Additional background:
Washington Conservation Action and Conservation Northwest have advocated for science-based stream protections for decades. WCA was an original signatory to the 1987 agreement that created the state’s Adaptive Management Program (AMP), which was designed to establish stream buffers based on the best available science. Today, WCA leads the Conservation Caucus within the AMP.
The AMP brings together landowners and industry, Tribes, state agencies, counties, and conservation organizations to identify research needs and update rules based on scientific findings. The timber industry participated throughout the process and had both input and voting power.
In the final stages of rule development, industry representatives attempted to undermine the AMP process and spread misinformation. WCA and partners corrected the record and informed the public, resulting in hundreds of public comments supporting the updated rule.
The updated rule requires continuous forested buffers of 50 to 75 feet along “Type Np” streams — non-fish-bearing streams that flow year-round — in forested areas of Western Washington. These streams total more than 19,000 miles and make up nearly 80% of stream lengths in many Western Washington watersheds. Until now, logging has been allowed up to the streambank along roughly half of the length of these streams.
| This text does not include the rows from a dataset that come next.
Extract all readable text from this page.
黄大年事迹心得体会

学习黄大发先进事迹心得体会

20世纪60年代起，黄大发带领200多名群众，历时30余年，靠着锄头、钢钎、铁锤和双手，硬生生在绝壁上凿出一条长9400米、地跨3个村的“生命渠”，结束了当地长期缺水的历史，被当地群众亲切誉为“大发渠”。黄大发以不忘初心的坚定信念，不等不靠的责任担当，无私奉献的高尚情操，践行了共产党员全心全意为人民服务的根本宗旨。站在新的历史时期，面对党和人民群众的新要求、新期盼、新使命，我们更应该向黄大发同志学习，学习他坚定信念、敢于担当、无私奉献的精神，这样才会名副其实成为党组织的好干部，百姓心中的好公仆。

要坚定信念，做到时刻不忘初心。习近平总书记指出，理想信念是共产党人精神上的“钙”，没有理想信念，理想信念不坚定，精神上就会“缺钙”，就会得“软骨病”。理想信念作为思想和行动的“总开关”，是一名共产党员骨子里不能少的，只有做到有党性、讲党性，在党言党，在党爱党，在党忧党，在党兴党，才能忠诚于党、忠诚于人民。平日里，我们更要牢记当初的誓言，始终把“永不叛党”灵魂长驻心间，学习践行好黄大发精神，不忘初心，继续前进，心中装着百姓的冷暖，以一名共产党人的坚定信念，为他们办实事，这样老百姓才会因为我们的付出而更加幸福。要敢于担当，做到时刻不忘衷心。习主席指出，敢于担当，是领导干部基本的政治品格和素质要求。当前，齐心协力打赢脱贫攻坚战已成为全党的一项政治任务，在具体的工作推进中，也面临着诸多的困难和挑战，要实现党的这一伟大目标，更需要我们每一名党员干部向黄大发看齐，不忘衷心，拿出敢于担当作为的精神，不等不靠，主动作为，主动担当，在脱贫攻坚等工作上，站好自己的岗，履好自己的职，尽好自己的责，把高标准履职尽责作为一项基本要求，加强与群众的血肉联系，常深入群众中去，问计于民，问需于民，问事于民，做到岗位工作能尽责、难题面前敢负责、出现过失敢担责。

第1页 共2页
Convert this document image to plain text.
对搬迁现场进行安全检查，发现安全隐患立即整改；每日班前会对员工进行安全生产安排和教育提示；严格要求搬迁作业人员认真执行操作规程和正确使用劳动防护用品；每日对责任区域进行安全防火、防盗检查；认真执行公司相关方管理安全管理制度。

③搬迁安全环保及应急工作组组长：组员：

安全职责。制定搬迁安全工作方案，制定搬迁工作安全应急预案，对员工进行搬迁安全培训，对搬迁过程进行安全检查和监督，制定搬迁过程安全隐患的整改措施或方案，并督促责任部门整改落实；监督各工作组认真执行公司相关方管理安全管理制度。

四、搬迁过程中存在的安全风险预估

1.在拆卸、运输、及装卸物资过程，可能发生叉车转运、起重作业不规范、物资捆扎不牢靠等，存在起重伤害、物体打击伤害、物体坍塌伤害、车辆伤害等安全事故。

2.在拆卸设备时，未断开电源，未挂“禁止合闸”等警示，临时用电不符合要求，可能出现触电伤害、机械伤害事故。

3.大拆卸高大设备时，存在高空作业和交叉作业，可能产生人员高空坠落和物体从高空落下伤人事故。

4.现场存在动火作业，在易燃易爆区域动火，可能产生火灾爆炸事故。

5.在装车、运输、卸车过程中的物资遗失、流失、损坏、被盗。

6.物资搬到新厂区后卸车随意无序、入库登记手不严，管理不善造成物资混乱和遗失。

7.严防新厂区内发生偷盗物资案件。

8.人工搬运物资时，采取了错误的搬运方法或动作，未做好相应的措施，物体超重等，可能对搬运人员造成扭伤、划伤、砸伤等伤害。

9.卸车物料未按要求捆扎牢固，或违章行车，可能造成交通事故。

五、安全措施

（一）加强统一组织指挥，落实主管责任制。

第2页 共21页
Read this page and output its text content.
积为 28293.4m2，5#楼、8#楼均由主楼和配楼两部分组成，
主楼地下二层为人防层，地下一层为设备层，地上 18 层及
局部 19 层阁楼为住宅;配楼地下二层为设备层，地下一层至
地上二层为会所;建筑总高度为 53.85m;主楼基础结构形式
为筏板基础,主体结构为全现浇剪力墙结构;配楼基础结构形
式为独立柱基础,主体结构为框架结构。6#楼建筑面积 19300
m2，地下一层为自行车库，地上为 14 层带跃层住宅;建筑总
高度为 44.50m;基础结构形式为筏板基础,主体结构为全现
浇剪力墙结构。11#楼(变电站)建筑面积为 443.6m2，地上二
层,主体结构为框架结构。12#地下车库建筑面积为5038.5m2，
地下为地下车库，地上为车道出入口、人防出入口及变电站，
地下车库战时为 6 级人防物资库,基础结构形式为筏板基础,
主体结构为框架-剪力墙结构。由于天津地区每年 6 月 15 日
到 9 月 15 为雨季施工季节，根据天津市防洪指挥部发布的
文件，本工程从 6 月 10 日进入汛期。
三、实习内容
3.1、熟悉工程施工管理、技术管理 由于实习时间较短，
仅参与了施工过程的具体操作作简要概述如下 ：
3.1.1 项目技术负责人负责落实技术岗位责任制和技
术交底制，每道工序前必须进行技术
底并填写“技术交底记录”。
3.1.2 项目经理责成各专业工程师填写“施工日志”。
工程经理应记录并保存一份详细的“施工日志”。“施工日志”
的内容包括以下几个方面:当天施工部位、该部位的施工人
Although these headwater streams do not contain fish, they are essential to downstream water quality. Once streams warm, restoring the cool, clean water salmon need — and that orcas depend on — becomes nearly impossible. Without upstream protections, downstream communities, Tribes, and farms bear increased costs to meet water quality standards.
The science is clear: protections for these streams have been insufficient for decades, allowing private profit while the public absorbed the costs of degraded water and ecosystems. The updated rule impacts less than 1% of forests in Western Washington.
This rule fulfills a promise first made in the 1987 agreement that created the AMP and reaffirmed in the 1999 Forests & Fish Law: to update forest practices when the science shows a need.
The science has been done, the need is clear, and the rule has been updated. This lawsuit seeks to roll back progress — and Washington Conservation Action and Conservation Northwest and partners will defend these protections.